Kevin Gausman: Presumably the Braves’ back-up plan after losing out on the Chris Archer sweepstakes, Kevin Gausman is an intriguing add for an organization deep in major league ready pitching prospects. The hope here has to be that getting Gausman out of Baltimore and the AL East will allow him to reach the potential that made him the fourth overall pick in the 2012 draft. Unlike the two players below him in this stats preview, the path to improvement is not as obvious for Gausman. His BABIP is not incredibly high (.317) and his FIP of 4.61 is not far off from his 4.43 ERA. His velocity has been down this year too (94.3 mph in 2018, 95.4 last year), which is never an encouraging trend. Perhaps he could throw his splitter more frequently, as it has the best whiff rate (21.6%) of any of his pitches; he’s already throwing it 24.3% of the time this year. In a small sample size (64 at-bats), Mets hitters have hit just .109 on splitters this year.

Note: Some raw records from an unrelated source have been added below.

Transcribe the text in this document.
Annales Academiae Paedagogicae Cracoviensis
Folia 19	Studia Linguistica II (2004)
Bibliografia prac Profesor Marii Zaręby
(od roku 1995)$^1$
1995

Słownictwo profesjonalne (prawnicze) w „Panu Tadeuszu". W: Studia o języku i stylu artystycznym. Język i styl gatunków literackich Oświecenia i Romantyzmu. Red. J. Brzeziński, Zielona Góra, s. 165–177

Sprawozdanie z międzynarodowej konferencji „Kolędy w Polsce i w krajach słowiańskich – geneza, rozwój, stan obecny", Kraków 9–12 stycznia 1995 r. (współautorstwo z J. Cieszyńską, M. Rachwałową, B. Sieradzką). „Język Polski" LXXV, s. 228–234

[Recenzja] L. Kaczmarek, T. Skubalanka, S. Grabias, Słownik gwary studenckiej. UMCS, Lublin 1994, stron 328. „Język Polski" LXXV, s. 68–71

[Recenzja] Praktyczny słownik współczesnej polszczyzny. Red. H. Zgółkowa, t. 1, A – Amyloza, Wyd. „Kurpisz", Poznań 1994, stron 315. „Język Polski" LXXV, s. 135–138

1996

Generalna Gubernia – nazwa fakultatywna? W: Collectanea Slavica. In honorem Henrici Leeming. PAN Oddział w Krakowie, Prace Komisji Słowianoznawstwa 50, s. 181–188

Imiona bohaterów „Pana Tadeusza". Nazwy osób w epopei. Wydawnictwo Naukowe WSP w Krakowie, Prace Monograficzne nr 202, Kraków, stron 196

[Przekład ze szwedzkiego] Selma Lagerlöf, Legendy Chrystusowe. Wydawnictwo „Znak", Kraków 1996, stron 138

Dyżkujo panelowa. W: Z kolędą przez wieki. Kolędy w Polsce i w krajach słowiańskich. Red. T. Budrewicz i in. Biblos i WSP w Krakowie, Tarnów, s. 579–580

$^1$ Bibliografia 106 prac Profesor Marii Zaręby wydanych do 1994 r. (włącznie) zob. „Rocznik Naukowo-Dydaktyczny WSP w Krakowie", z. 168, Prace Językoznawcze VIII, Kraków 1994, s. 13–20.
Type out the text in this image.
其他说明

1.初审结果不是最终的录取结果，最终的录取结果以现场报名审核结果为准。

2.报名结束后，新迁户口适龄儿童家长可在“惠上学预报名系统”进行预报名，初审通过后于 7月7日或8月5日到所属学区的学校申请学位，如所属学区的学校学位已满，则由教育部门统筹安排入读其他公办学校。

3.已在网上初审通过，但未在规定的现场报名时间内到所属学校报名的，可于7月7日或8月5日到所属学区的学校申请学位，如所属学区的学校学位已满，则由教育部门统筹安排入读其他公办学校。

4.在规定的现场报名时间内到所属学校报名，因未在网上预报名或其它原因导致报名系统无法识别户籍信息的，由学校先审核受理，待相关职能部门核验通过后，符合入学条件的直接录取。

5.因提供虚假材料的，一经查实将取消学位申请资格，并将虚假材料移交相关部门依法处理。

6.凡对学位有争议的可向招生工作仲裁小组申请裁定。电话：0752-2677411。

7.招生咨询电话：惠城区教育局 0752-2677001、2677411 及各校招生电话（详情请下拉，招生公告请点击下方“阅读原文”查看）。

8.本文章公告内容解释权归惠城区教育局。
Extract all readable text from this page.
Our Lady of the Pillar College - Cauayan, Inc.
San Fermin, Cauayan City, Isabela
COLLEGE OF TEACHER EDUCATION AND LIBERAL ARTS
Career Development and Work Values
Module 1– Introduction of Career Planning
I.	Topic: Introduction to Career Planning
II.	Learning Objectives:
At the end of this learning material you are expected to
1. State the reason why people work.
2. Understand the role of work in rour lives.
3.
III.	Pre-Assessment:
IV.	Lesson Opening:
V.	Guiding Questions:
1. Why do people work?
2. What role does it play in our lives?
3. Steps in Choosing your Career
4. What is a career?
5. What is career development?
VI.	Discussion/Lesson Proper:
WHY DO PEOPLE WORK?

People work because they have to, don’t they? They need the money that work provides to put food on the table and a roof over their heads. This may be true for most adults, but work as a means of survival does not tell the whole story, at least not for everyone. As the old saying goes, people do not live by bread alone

Brad Brach: A reliever who has been worth 1.2 WARP or better each of the last few seasons, Brad Brach has had a bit of a down year. His .364 BABIP and 4.02 FIP suggest his 4.72 ERA is a result of some poor luck, though. Not to be overlooked in his move to Atlanta is the improvement in the defense behind him. Some defensive metrics have a much larger gap in the Braves and Orioles infields, but the combined FRAA of the four main Orioles infielders (including the recently traded Manny Machado and Jonathan Schoop) is -5.8, while the FRAA of the four main Braves infielders is -0.3. Even though this gap is not as big as some other metrics, for a pitcher who has generated ground balls at a nearly 50% clip this year, any improvement in infield defense could make a huge difference.
Adam Duvall: The lone position player added by the Braves at the deadline, Adam Duvall is yet another rebound candidate. His slash line this year is .205/.285/.399, compared to his much more productive .249/.301/.480 line last year. His underlying numbers show signs of hope, though. He has just a .244 BABIP this year (.272 career) and his line drive rate is up over four percentage points from 2017, so perhaps he will turn things around in a new uniform. The Braves have said he will start against left-handed pitchers, which is probably a smart move, considering he has hit .224/.333/.435 against lefties and just .199/.269/.386 against righties. With lefty Jason Vargas lined up to start game one tonight, look to see Duvall make his Braves debut.
The Good: A.J. Minter has increased his K% in each month of the season: 21.6%, 22.5%, 34.2%, 39.4%
The Bad: Atlanta’s 14-16 record in their last 30 games is the only losing record among the top 15 MLB teams by record in their last 30 games. The Mets are 13-17 in their last 30.
The Ugly: All-Star Mike Foltynewicz has allowed four or more earned runs in four straight starts after allowing four or more runs in one of his first 16 starts.
“Fun” with small sample sizes: Jose Reyes now leads the team in DRA (0.00) after his pitching appearance Tuesday. His FIP is 38.12. It is not the largest gap between FIP and DRA, though. That goes to Enrique Hernandez, with a FIP-DRA of 48.43.